Find out more about NHS dentists and how to register.

Call 111 if you have an urgent medical problem and you’re not sure what to do. You can also access the 111 service online.

If you have an injury that’s not life-threatening and can not be treated by simple first aid such as:

  • superficial injuries and bruises
  • bites and stings
  • cuts and grazes
  • minor sunburn
  • dressings of wounds

If you need urgent medical attention and it’s not life-threatening such as:

  • sprains and strains
  • cuts and grazes
  • obvious broken bones (fractures)
  • bites and stings
  • infected wounds
  • minor burns
  • head injury (if there has been no loss of consciousness)
  • eye problems (such as minor eye infections, scratches or something that is stuck in your eye)

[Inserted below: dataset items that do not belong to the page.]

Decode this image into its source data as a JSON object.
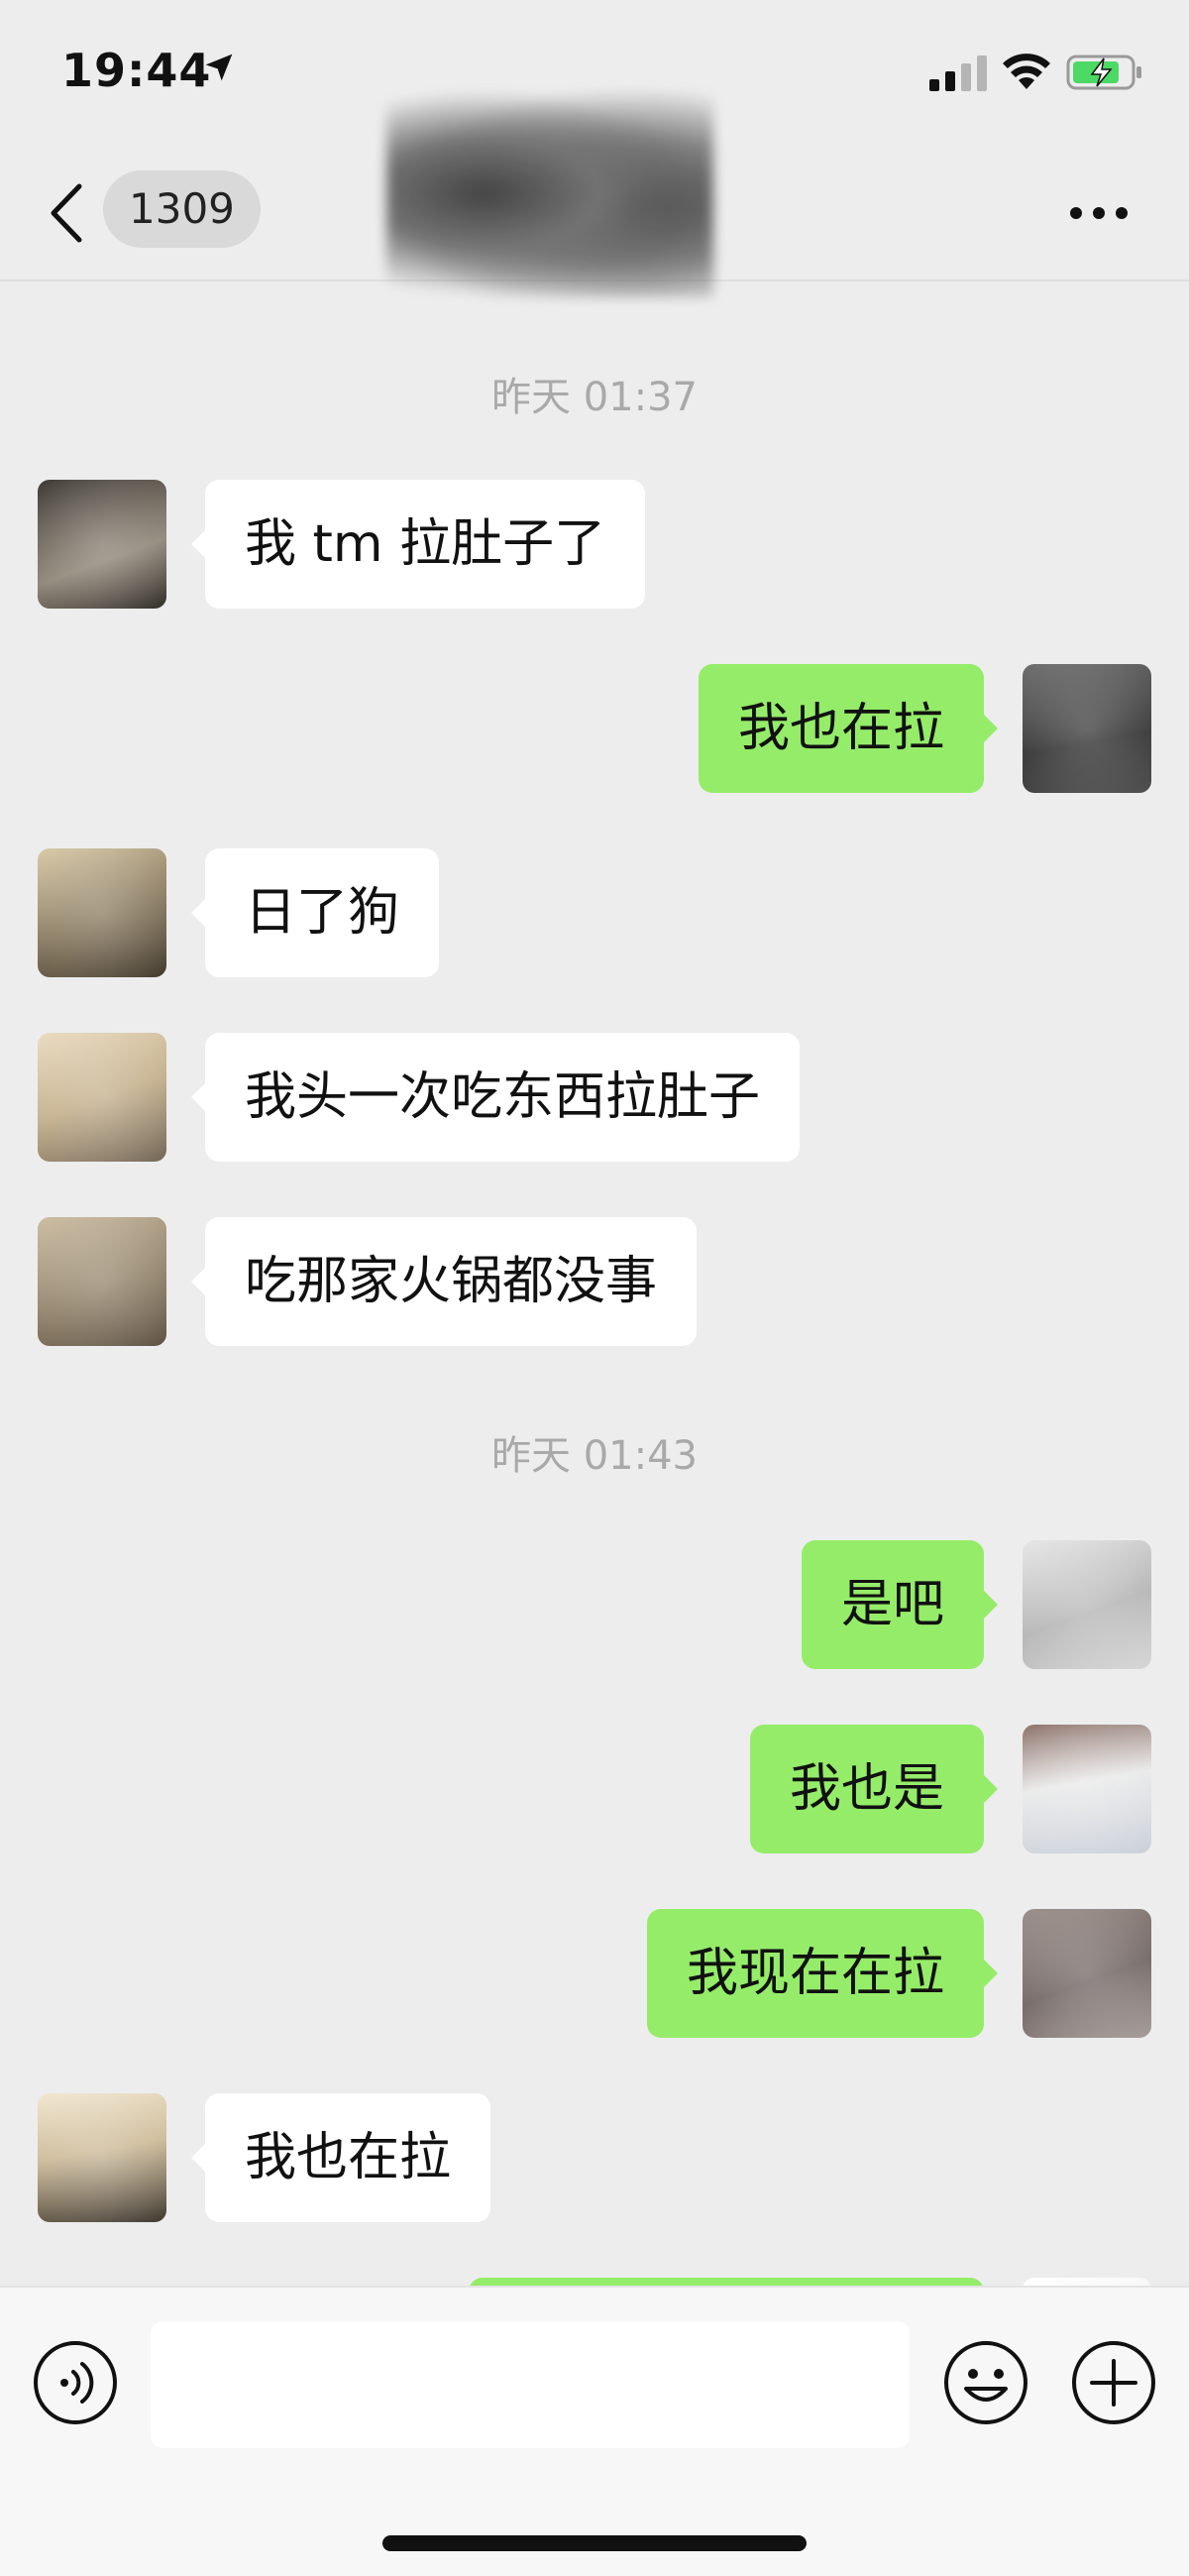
{
  "status_bar": {
    "time": "19:44",
    "icons": [
      "location-arrow-icon",
      "cellular-signal-icon",
      "wifi-icon",
      "battery-charging-icon"
    ],
    "battery_color": "#4cd964"
  },
  "nav": {
    "back_icon": "chevron-left-icon",
    "unread_count": "1309",
    "more_icon": "ellipsis-icon"
  },
  "colors": {
    "background": "#ededed",
    "incoming_bubble": "#ffffff",
    "outgoing_bubble": "#95ec69",
    "timestamp_text": "#a9a9a9"
  },
  "chat": {
    "timestamps": [
      "昨天 01:37",
      "昨天 01:43"
    ],
    "messages": [
      {
        "side": "left",
        "text": "我 tm 拉肚子了"
      },
      {
        "side": "right",
        "text": "我也在拉"
      },
      {
        "side": "left",
        "text": "日了狗"
      },
      {
        "side": "left",
        "text": "我头一次吃东西拉肚子"
      },
      {
        "side": "left",
        "text": "吃那家火锅都没事"
      },
      {
        "side": "right",
        "text": "是吧"
      },
      {
        "side": "right",
        "text": "我也是"
      },
      {
        "side": "right",
        "text": "我现在在拉"
      },
      {
        "side": "left",
        "text": "我也在拉"
      },
      {
        "side": "right",
        "text": ""
      }
    ]
  },
  "input_bar": {
    "voice_icon": "voice-input-icon",
    "text_value": "",
    "emoji_icon": "emoji-smile-icon",
    "plus_icon": "plus-circle-icon"
  }
}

Find your nearest Urgent Treatment Centre or Minor Injuries Service

 

An A&E department deals with life-threatening emergencies such as:

  • loss of consciousness
  • acute confused state
  • fits that are not stopping
  • chest pain
  • breathing difficulties
  • severe bleeding that cannot be stopped
  • severe allergic reactions
  • severe burns or scalds
  • stroke
  • major trauma such as a road traffic accident

You should go to A&E if you have a tooth ache and:

  • the area around your eye or your neck is swollen
  • swelling in your mouth or neck is making it difficult for you to breathe, swallow or speak

If you have an urgent dental problem, call your dentist. If they're closed, their answer phone may tell you what to do.

If you do not have a dentist or can not get an emergency appointment, call 111 and they'll advise you what to do.